Central aim: To elucidate the integrative transcriptomic regulation of schizophrenia by analyzing how lncRNAs, circRNAs, and mRNAs (from total RNA-seq) are coordinately regulated with miRNAs and tRFs (from small RNA-seq) in blood. We will construct co-expression and ceRNA networks that highlight key regulatory interactions and pathways disrupted in schizophrenia. To achieve this, we propose the following specific aims:
Aim 1: Characterize differential expression of coding and non-coding RNAs in Schizophrenia. We will quantify all expressed mRNAs, lncRNAs, circRNAs (≥200 nt, including back-spliced circRNAs), and small RNAs (miRNAs, tRFs ~15-40 nt) in 175 patients vs 176 controls. Differential expression analysis (patients vs controls) will identify dysregulated transcripts in each RNA category (with adjustment for covariates like age, sex, batch). This provides a foundation of candidate schizophrenia-associated RNAs (including novel or unannotated lncRNAs/circRNAs and tRFs) for network analyses.
Aim 2: Construct co-expression networks linking total RNA and small RNA signatures. Using weighted gene co-expression network analysis (WGCNA) and related methods, we will build co-expression networks to find modules of highly correlated transcripts. This will be done for the total RNA-seq data (clustering mRNAs together with lncRNAs and circRNAs that show similar expression patterns) and for the small RNAs (miRNAs and tRFs). We will then integrate these by correlating module "eigengenes" across data types or by combining datasets in a multi-layer network, to identify points of coordinated regulation, for example, associations between a particular miRNA/tRF module and a mRNA/lncRNA module. This analysis will highlight groups of transcripts deregulated in schizophrenia, which often represent underlying biological processes or cell-type programs.

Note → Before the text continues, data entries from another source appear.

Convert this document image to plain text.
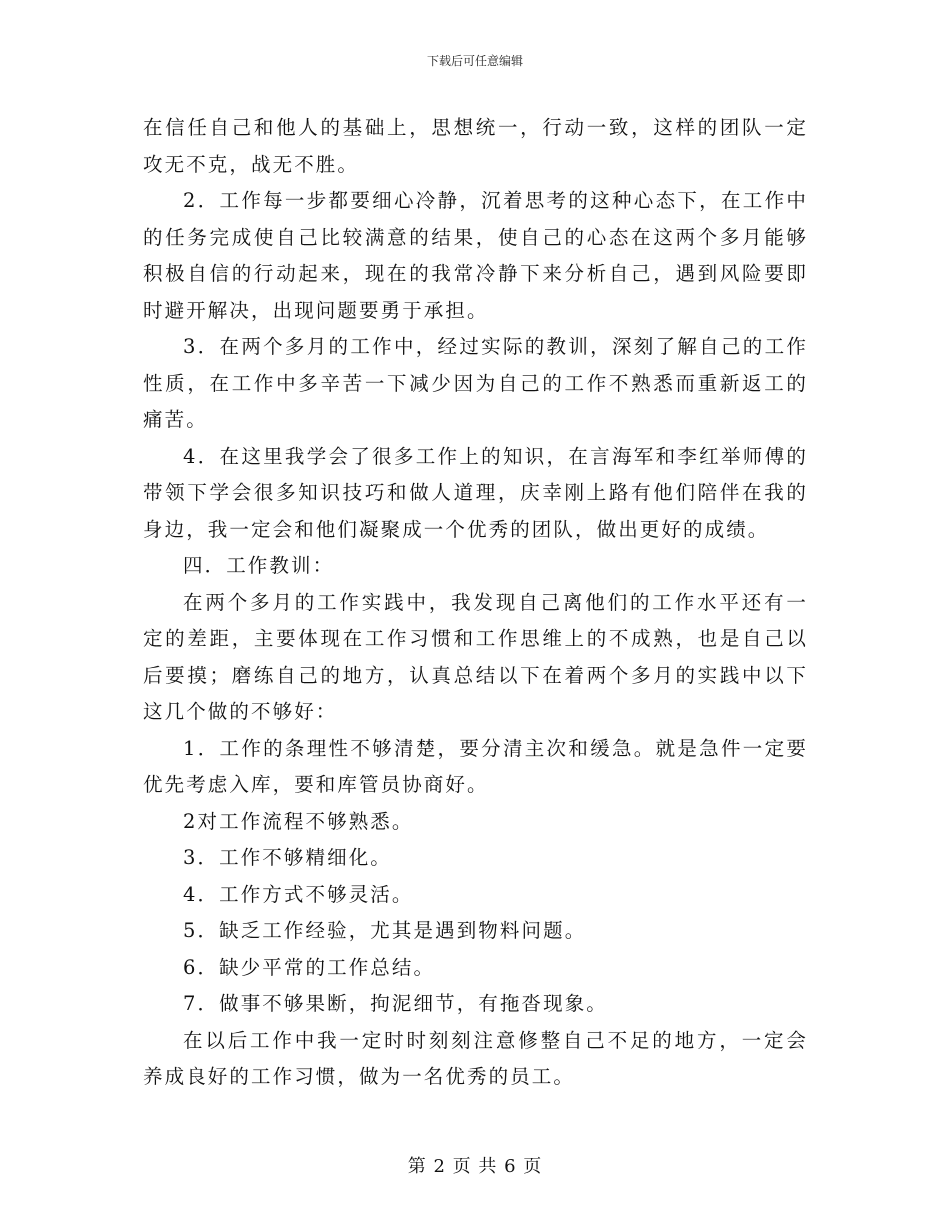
下载后可任意编辑

在信任自己和他人的基础上，思想统一，行动一致，这样的团队一定攻无不克，战无不胜。

2．工作每一步都要细心冷静，沉着思考的这种心态下，在工作中的任务完成使自己比较满意的结果，使自己的心态在这两个多月能够积极自信的行动起来，现在的我常冷静下来分析自己，遇到风险要即时避开解决，出现问题要勇于承担。

3．在两个多月的工作中，经过实际的教训，深刻了解自己的工作性质，在工作中多辛苦一下减少因为自己的工作不熟悉而重新返工的痛苦。

4．在这里我学会了很多工作上的知识，在言海军和李红举师傅的带领下学会很多知识技巧和做人道理，庆幸刚上路有他们陪伴在我的身边，我一定会和他们凝聚成一个优秀的团队，做出更好的成绩。

四．工作教训：

在两个多月的工作实践中，我发现自己离他们的工作水平还有一定的差距，主要体现在工作习惯和工作思维上的不成熟，也是自己以后要摸；磨练自己的地方，认真总结以下在着两个多月的实践中以下这几个做的不够好：

1．工作的条理性不够清楚，要分清主次和缓急。就是急件一定要优先考虑入库，要和库管员协商好。

2对工作流程不够熟悉。

3．工作不够精细化。

4．工作方式不够灵活。

5．缺乏工作经验，尤其是遇到物料问题。

6．缺少平常的工作总结。

7．做事不够果断，拘泥细节，有拖沓现象。

在以后工作中我一定时时刻刻注意修整自己不足的地方，一定会养成良好的工作习惯，做为一名优秀的员工。

第 2 页 共 6 页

Aim 3: Identify ceRNA networks and regulatory interactions (lncRNA/circRNA-miRNA/tRF-mRNA). We will explicitly map potential regulatory interactions between small and long RNAs. This involves in silico target prediction for miRNAs and tRFs to identify which mRNAs and lncRNAs/circRNAs harbor binding sites for each small RNA. By overlaying this with our expression data, we will construct a ceRNA network: linking lncRNAs or circRNAs with mRNAs if they share common miRNA/tRF regulators. We will prioritize competing endogenous RNA interactions where a non-coding RNA and an mRNA are positively co-expressed and both are anti-correlated with a shared miRNA, consistent with a sponge/target relationship. Such network analysis will allow us to discover putative regulatory triads (e.g. a schizophrenia-upregulated lncRNA sequestering a miRNA, leading to regulation of immune genes). We aim to identify key hub nodes in these ceRNA networks, for example, a miRNA that regulates many mRNAs in a module, or a lncRNA/circRNA that sponges multiple miRNAs as master regulators of transcriptomic dysregulation.

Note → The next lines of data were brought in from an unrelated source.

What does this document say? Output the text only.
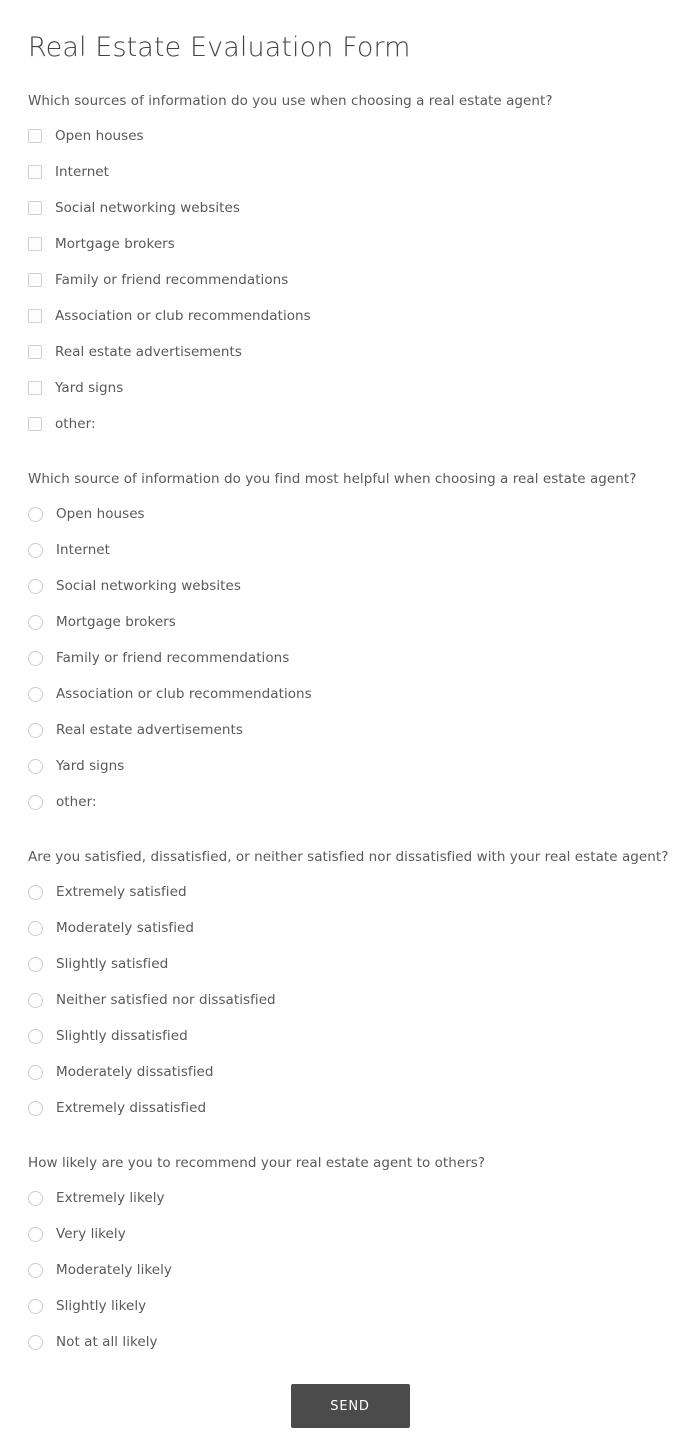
Real Estate Evaluation Form

Which sources of information do you use when choosing a real estate agent?

Open houses
Internet
Social networking websites
Mortgage brokers
Family or friend recommendations
Association or club recommendations
Real estate advertisements
Yard signs
other:

Which source of information do you find most helpful when choosing a real estate agent?

Open houses
Internet
Social networking websites
Mortgage brokers
Family or friend recommendations
Association or club recommendations
Real estate advertisements
Yard signs
other:

Are you satisfied, dissatisfied, or neither satisfied nor dissatisfied with your real estate agent?

Extremely satisfied
Moderately satisfied
Slightly satisfied
Neither satisfied nor dissatisfied
Slightly dissatisfied
Moderately dissatisfied
Extremely dissatisfied

How likely are you to recommend your real estate agent to others?

Extremely likely
Very likely
Moderately likely
Slightly likely
Not at all likely
SEND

Aim 4: Pathway enrichment and biological interpretation of integrated networks. For each co-expression or ceRNA module identified, we will perform functional enrichment analysis (Gene Ontology, KEGG pathways, etc.) to determine which biological processes are over-represented. We specifically expect to see modules related to immune/inflammatory responses, synaptic function and neuroplasticity, and neurodevelopmental processes, based on prior schizophrenia findings. For example, immune response gene modules (e.g. cytokine response pathways) may be co-regulated with immunoregulatory lncRNAs or miRNAs and genes associated with synaptic plasticity may overlap with neuron-associated lncRNAs or circRNAs coexpressed in cohorts. Enrichment analysis will allow confirmation that the networks we detect overlap with known disease-associated themes (e.g. altered immune response, synaptic deficit) while also directing potential novel pathways (e.g. metabolic, stress response) highlighted by our data. Thus, these analyses will generate hypotheses for downstream testing regarding biological implications of such coordinated RNA alterations in schizophrenia.

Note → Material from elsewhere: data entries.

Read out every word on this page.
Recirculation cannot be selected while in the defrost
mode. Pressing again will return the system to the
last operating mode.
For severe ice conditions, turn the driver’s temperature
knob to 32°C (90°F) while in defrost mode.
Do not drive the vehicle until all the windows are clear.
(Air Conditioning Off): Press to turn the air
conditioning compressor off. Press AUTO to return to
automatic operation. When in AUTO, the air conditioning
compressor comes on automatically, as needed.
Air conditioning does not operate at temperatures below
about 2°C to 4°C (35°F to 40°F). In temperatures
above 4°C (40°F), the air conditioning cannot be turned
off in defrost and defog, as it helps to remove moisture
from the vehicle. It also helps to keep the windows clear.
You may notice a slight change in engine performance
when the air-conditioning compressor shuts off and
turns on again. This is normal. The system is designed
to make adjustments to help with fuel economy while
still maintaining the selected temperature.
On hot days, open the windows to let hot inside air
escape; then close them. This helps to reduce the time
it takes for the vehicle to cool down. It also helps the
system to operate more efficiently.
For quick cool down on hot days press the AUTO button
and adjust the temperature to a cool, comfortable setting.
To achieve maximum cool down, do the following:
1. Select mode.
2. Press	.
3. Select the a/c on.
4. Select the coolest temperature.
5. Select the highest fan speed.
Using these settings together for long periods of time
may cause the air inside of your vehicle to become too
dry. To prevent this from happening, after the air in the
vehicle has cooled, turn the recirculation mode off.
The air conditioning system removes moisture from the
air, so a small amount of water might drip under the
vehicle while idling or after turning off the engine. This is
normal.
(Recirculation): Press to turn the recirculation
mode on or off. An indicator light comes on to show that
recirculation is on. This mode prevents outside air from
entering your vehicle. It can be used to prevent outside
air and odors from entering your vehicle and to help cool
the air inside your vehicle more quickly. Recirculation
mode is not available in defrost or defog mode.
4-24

Through these investigations, the project will establish a unified network model of transcriptomic regulation in schizophrenia that applies a systems biological approach to understanding disease-relevant dysregulation with coding and non-coding RNA interactions.

Analytic Plan

We will employ a fully computational analytical pipeline to integrate the paired total RNA-seq and small RNA-seq datasets. All analysis will be conducted in a high-performance computing environment using state-of-the-art bioinformatics tools and statistical methods, ensuring reproducibility through scripted workflows. An overview of the approach is as follows:
Data processing and quality control: Raw sequencing reads from PAXgene blood RNA will undergo quality trimming and adapter removal (e.g. using FastQC and Trim Galore for both paired-end total RNA reads and small RNA reads). For total RNA-seq, reads will be aligned to the human genome (e.g. with STAR or HISAT2) and expression quantified for known genes/transcripts using a tool like featureCounts. This will yield counts for mRNAs and annotated lncRNAs. In parallel, we will detect circRNAs by leveraging reads spanning back-splice junctions (using specialized algorithms such as CIRI or find_circ). For small RNA-seq, we will align reads to miRNA reference sequences (e.g. using miRDeep2 to identify known and novel miRNAs) and also map reads to tRNA databases (GtRNAdb) to identify tRNA-derived fragments (tRFs). A tool like MINTmap will be used for precise tRF annotation. Rigorous QC will be implemented at each step (acceptable read quality, mapping rates and library complexity, expression data will be appropriately normalized (i.e. DESeq2 variance stabilizing transform or TPM for visualization) and batch effects in RNA-seq data will be corrected when necessary.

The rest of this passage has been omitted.